Newton's famous second law tells us that F=ma (Force equals mass times acceleration). In the case of the rescued person, m = 81.9 kg, and a = 0.646 m/s^2. Therfore, we have F = 52.9074N.

a) Only two forces act on the person here: gravity and tension in the cable. We know that the upward force F is equal to T-Fg. The person's weight is given by mg = 9.8 m/s^2 * 81.9 kg = 802.62 N. Tension in the cable must then be 855.5274 N so that F = 52.9074 N = 855.5274 N - 802.62N.

b) Work is given by the dot product of a force and a displacement. Since here both the force and displacement are in the same direction, we can simply multiply the two. For the person as well as the cable, the displacement is 8.59 m upward.

For the cable, we gave W = F * d = 855.5274 N * 8.59 m = 7348.980 J.

c) For the person, we'll put a negative sign in front of the force, since it's pointing in the opposite direction to the dispacement. W = F * d = -802.62 N * 8.59 m = - 6894.5058 J.

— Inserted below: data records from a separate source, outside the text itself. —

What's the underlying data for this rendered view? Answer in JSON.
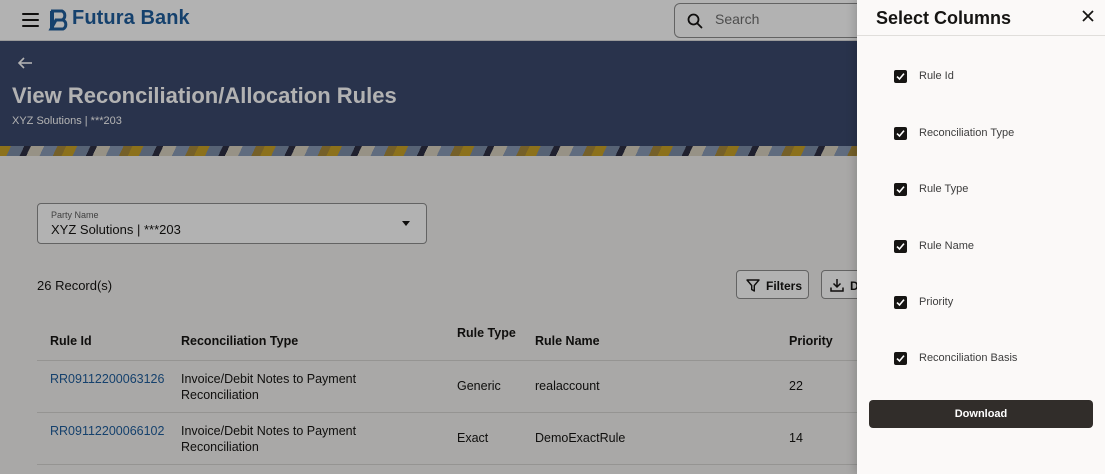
{
  "header": {
    "brand": "Futura Bank",
    "search_placeholder": "Search"
  },
  "banner": {
    "title": "View Reconciliation/Allocation Rules",
    "subtitle": "XYZ Solutions | ***203"
  },
  "party_filter": {
    "label": "Party Name",
    "value": "XYZ Solutions | ***203"
  },
  "records": {
    "count_text": "26 Record(s)"
  },
  "toolbar": {
    "filters_label": "Filters",
    "download_label": "D"
  },
  "table": {
    "columns": [
      "Rule Id",
      "Reconciliation Type",
      "Rule Type",
      "Rule Name",
      "Priority"
    ],
    "rows": [
      {
        "rule_id": "RR09112200063126",
        "reconciliation_type": "Invoice/Debit Notes to Payment Reconciliation",
        "rule_type": "Generic",
        "rule_name": "realaccount",
        "priority": "22"
      },
      {
        "rule_id": "RR09112200066102",
        "reconciliation_type": "Invoice/Debit Notes to Payment Reconciliation",
        "rule_type": "Exact",
        "rule_name": "DemoExactRule",
        "priority": "14"
      }
    ]
  },
  "panel": {
    "title": "Select Columns",
    "options": [
      {
        "label": "Rule Id",
        "checked": true
      },
      {
        "label": "Reconciliation Type",
        "checked": true
      },
      {
        "label": "Rule Type",
        "checked": true
      },
      {
        "label": "Rule Name",
        "checked": true
      },
      {
        "label": "Priority",
        "checked": true
      },
      {
        "label": "Reconciliation Basis",
        "checked": true
      }
    ],
    "download_label": "Download"
  },
  "colors": {
    "brand": "#1f5d9c",
    "banner": "#3c4a6e",
    "primary_button": "#312d2a"
  }
}
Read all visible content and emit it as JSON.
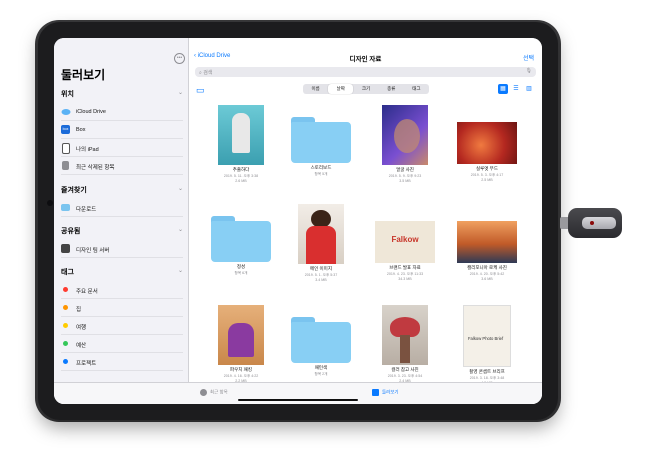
{
  "status": {
    "time": "오전 9:41 6월 16일 화요일",
    "right": "100%"
  },
  "sidebar": {
    "title": "둘러보기",
    "sections": [
      {
        "label": "위치",
        "items": [
          {
            "label": "iCloud Drive",
            "icon": "cloud-icon",
            "color": "#5ab2f5"
          },
          {
            "label": "Box",
            "icon": "box-icon",
            "color": "#1b6bd9"
          },
          {
            "label": "나의 iPad",
            "icon": "ipad-icon",
            "color": "#555555"
          },
          {
            "label": "최근 삭제된 항목",
            "icon": "trash-icon",
            "color": "#777777"
          }
        ]
      },
      {
        "label": "즐겨찾기",
        "items": [
          {
            "label": "다운로드",
            "icon": "folder-icon",
            "color": "#7ac4ef"
          }
        ]
      },
      {
        "label": "공유됨",
        "items": [
          {
            "label": "디자인 팀 서버",
            "icon": "server-icon",
            "color": "#444444"
          }
        ]
      },
      {
        "label": "태그",
        "items": [
          {
            "label": "주요 문서",
            "color": "#ff3b30"
          },
          {
            "label": "집",
            "color": "#ff9500"
          },
          {
            "label": "여행",
            "color": "#ffcc00"
          },
          {
            "label": "예산",
            "color": "#34c759"
          },
          {
            "label": "프로젝트",
            "color": "#0a7aff"
          }
        ]
      }
    ]
  },
  "nav": {
    "back": "iCloud Drive",
    "title": "디자인 자료",
    "select": "선택"
  },
  "search": {
    "placeholder": "검색"
  },
  "sort": {
    "options": [
      "이름",
      "날짜",
      "크기",
      "종류",
      "태그"
    ],
    "active": 1
  },
  "files": [
    {
      "name": "추출하다",
      "date": "2019. 5. 11. 오후 3:38",
      "size": "2.6 MB",
      "kind": "photo",
      "bg": "#57b8c8"
    },
    {
      "name": "스토리보드",
      "date": "항목 5개",
      "size": "",
      "kind": "folder"
    },
    {
      "name": "얼굴 사진",
      "date": "2019. 5. 9. 오후 9:23",
      "size": "3.5 MB",
      "kind": "photo",
      "bg": "#4a3fb5"
    },
    {
      "name": "실루엣 무드",
      "date": "2019. 5. 3. 오후 4:17",
      "size": "2.5 MB",
      "kind": "photo",
      "bg": "#c8362a"
    },
    {
      "name": "정성",
      "date": "항목 6개",
      "size": "",
      "kind": "folder"
    },
    {
      "name": "메인 이미지",
      "date": "2019. 5. 1. 오후 5:37",
      "size": "3.4 MB",
      "kind": "photo",
      "bg": "#d92f2f"
    },
    {
      "name": "브랜드 발표 자료",
      "date": "2019. 4. 23. 오후 11:33",
      "size": "34.3 MB",
      "kind": "doc",
      "bg": "#efe7d8",
      "label": "Falkow"
    },
    {
      "name": "캘리포니아 로케 사진",
      "date": "2019. 4. 20. 오후 5:42",
      "size": "3.6 MB",
      "kind": "photo",
      "bg": "#d9702a"
    },
    {
      "name": "파우치 패킹",
      "date": "2019. 4. 16. 오후 4:22",
      "size": "2.2 MB",
      "kind": "photo",
      "bg": "#8a3aa0"
    },
    {
      "name": "패턴색",
      "date": "항목 2개",
      "size": "",
      "kind": "folder"
    },
    {
      "name": "컬러 참고 사진",
      "date": "2019. 3. 23. 오후 4:54",
      "size": "2.4 MB",
      "kind": "photo",
      "bg": "#c03a40"
    },
    {
      "name": "촬영 콘셉트 브리프",
      "date": "2019. 3. 18. 오후 3:48",
      "size": "4.5 MB",
      "kind": "doc",
      "bg": "#f1ece2",
      "label": "Falkow Photo Brief"
    }
  ],
  "tabbar": {
    "recents": "최근 항목",
    "browse": "둘러보기"
  }
}
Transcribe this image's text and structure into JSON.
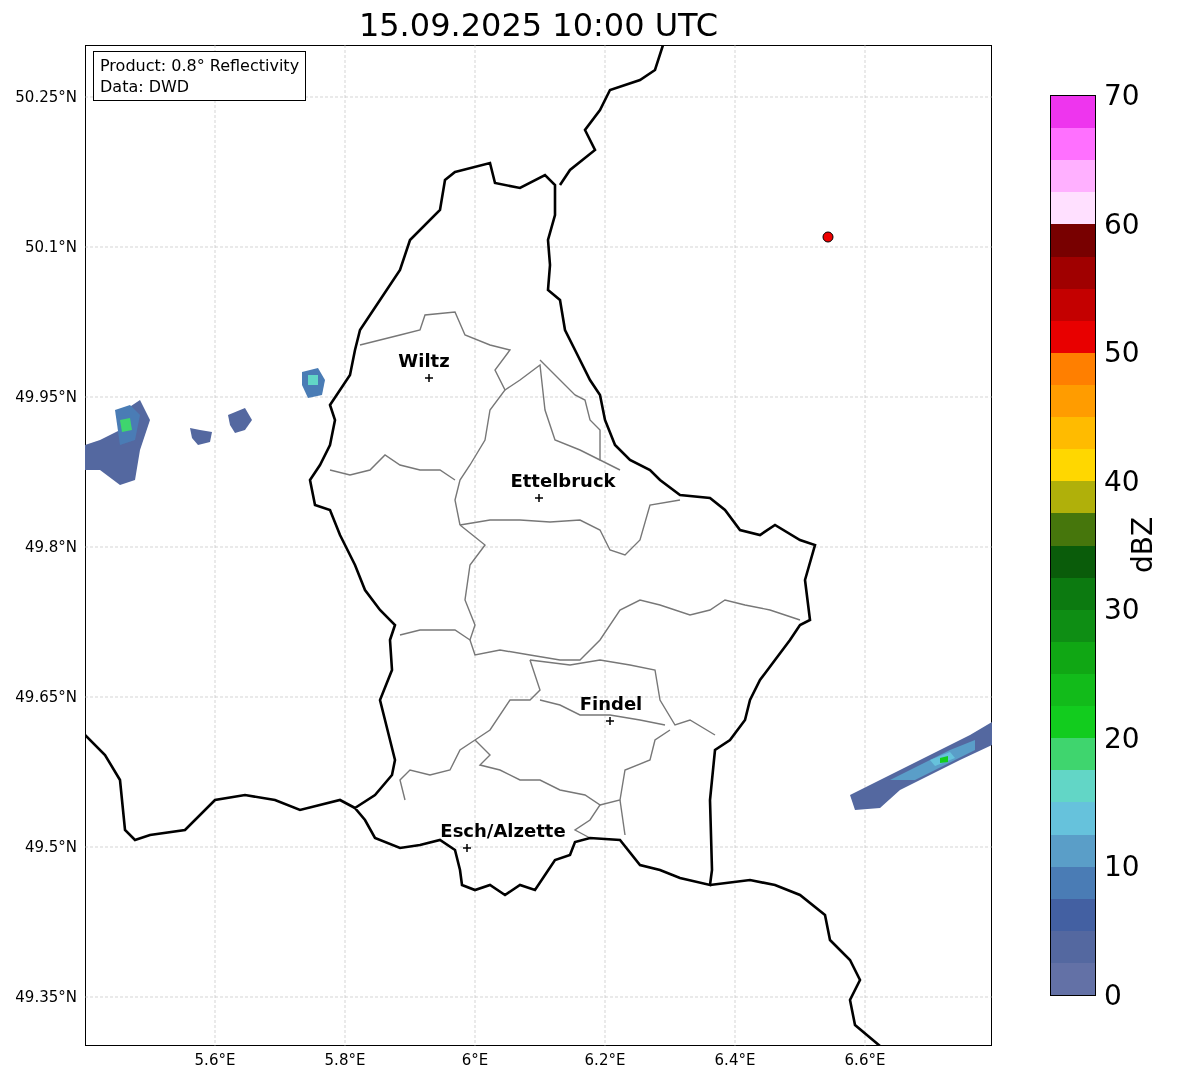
{
  "title": "15.09.2025 10:00 UTC",
  "info_box": {
    "lines": [
      "Product: 0.8° Reflectivity",
      "Data: DWD"
    ]
  },
  "map": {
    "y_ticks": [
      "50.25°N",
      "50.1°N",
      "49.95°N",
      "49.8°N",
      "49.65°N",
      "49.5°N",
      "49.35°N"
    ],
    "x_ticks": [
      "5.6°E",
      "5.8°E",
      "6°E",
      "6.2°E",
      "6.4°E",
      "6.6°E"
    ],
    "cities": [
      {
        "name": "Wiltz"
      },
      {
        "name": "Ettelbruck"
      },
      {
        "name": "Findel"
      },
      {
        "name": "Esch/Alzette"
      }
    ]
  },
  "colorbar": {
    "label": "dBZ",
    "ticks": [
      "70",
      "60",
      "50",
      "40",
      "30",
      "20",
      "10",
      "0"
    ],
    "bands": [
      {
        "color": "#ee35ee"
      },
      {
        "color": "#ff70ff"
      },
      {
        "color": "#ffb0ff"
      },
      {
        "color": "#ffe0ff"
      },
      {
        "color": "#780000"
      },
      {
        "color": "#a00000"
      },
      {
        "color": "#c40000"
      },
      {
        "color": "#e80000"
      },
      {
        "color": "#ff7f00"
      },
      {
        "color": "#ff9c00"
      },
      {
        "color": "#ffbb00"
      },
      {
        "color": "#ffd700"
      },
      {
        "color": "#b0b00a"
      },
      {
        "color": "#46760c"
      },
      {
        "color": "#0a5c0a"
      },
      {
        "color": "#0c7a10"
      },
      {
        "color": "#0e8e14"
      },
      {
        "color": "#10a714"
      },
      {
        "color": "#12bb1a"
      },
      {
        "color": "#12cc1e"
      },
      {
        "color": "#3fd56e"
      },
      {
        "color": "#62d6c6"
      },
      {
        "color": "#66c2dc"
      },
      {
        "color": "#5a9ec8"
      },
      {
        "color": "#4a7cb5"
      },
      {
        "color": "#4360a2"
      },
      {
        "color": "#5468a0"
      },
      {
        "color": "#6371a6"
      }
    ]
  }
}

d) As far as energy is concerner, the person gained 7348.980 J from the tension in the cable, but 6894.5058 J were stored as potential gravitational energy, for a net kinetic energy gain of 454.4742 J. The variation in kinetic energy can be rewritten as ΔE = 1/2 m (Δv^2).

We can isolate v to get Δv = √(2ΔE/m) = √(2*454.4742J/81.9kg) ≈ 3.33 m/s. Assuming the initial speed was zero, the final speed will be 3.33 m/s.